White also filed a grievance through her union. After a hearing, the company agreed that the suspension was a mistake, and she was reinstated with back pay.

In addition to her EEOC complaints, White sued the company, charging that the job change and the suspension amounted to retaliation under the Civil Rights Act. A jury ruled against her on her complaint of sex discrimination, but it ordered the railroad to pay her $43,500 in compensatory damages for having retaliated against her after she complained.

In their appeal to the high court, lawyers for the railroad noted that in 2004 alone, more than 20,000 discrimination claims citing retaliation were filed, and they argued that lower courts were too willing to allow such claims for minor shifts in job status. They said claims should be restricted to major actions, such as a firing or demotion.

But in Burlington Northern & Santa Fe Railway vs. White, the Supreme Court disagreed.

“Almost every job category involves some responsibilities and duties that are less desirable than others,” Justice Stephen G. Breyer wrote.

“Common sense suggests that one good way to discourage an employee such as White from bringing discrimination charges would be to insist that she spend more time performing the more arduous duties.”

Civil rights lawyers had argued that anti-discrimination laws would be badly weakened if employers were free to take action against workers who complained.

Advertisement

Legal Momentum, a women’s rights group, called Thursday’s ruling “a huge victory for employee rights.”

The decision “is an emphatic statement that employees should be able to raise a good faith complaint of discrimination without fear of retaliation from their employers,” said Gillian Thomas, a lawyer for the group.

But Stephen Bokat, a lawyer for the U.S. Chamber of Commerce, said the decision would put employers in a bind.

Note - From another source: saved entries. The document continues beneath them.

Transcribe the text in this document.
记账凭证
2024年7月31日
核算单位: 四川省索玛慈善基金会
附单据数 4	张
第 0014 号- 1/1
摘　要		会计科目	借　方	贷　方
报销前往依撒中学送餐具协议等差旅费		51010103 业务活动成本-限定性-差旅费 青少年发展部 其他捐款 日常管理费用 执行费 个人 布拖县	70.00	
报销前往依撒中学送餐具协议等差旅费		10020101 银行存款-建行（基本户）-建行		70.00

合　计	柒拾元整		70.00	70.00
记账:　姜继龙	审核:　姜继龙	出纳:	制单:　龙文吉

“Disgruntled employees feel they have not been given a fair shake, and they tend to look for the slightest provocation,” he said.

Once they complain formally of discrimination, he said, “it’s tough to figure what the employer can do. I think the inclination will be to treat them with kid gloves and not change anything until the discrimination complaint is resolved.”

New Justice Samuel A. Alito Jr. agreed with the case’s outcome, but wrote a separate opinion that faulted the majority for adopting a “new and unclear standard” that would be confusing to apply.

Advertisement

In the majority’s opinion, Breyer wrote that “context matters” in determining whether an action amounted to illegal retaliation. For example, changing a worker’s schedule may not be illegal in most instances, but it might well be for a mother with school-age children, he said. Alito contended that such a standard would be hard to apply fairly.

In most workplaces, employees can lodge a discrimination complaint by speaking to their supervisor. At that stage, they need not have a filed a formal complaint with a government agency or a court.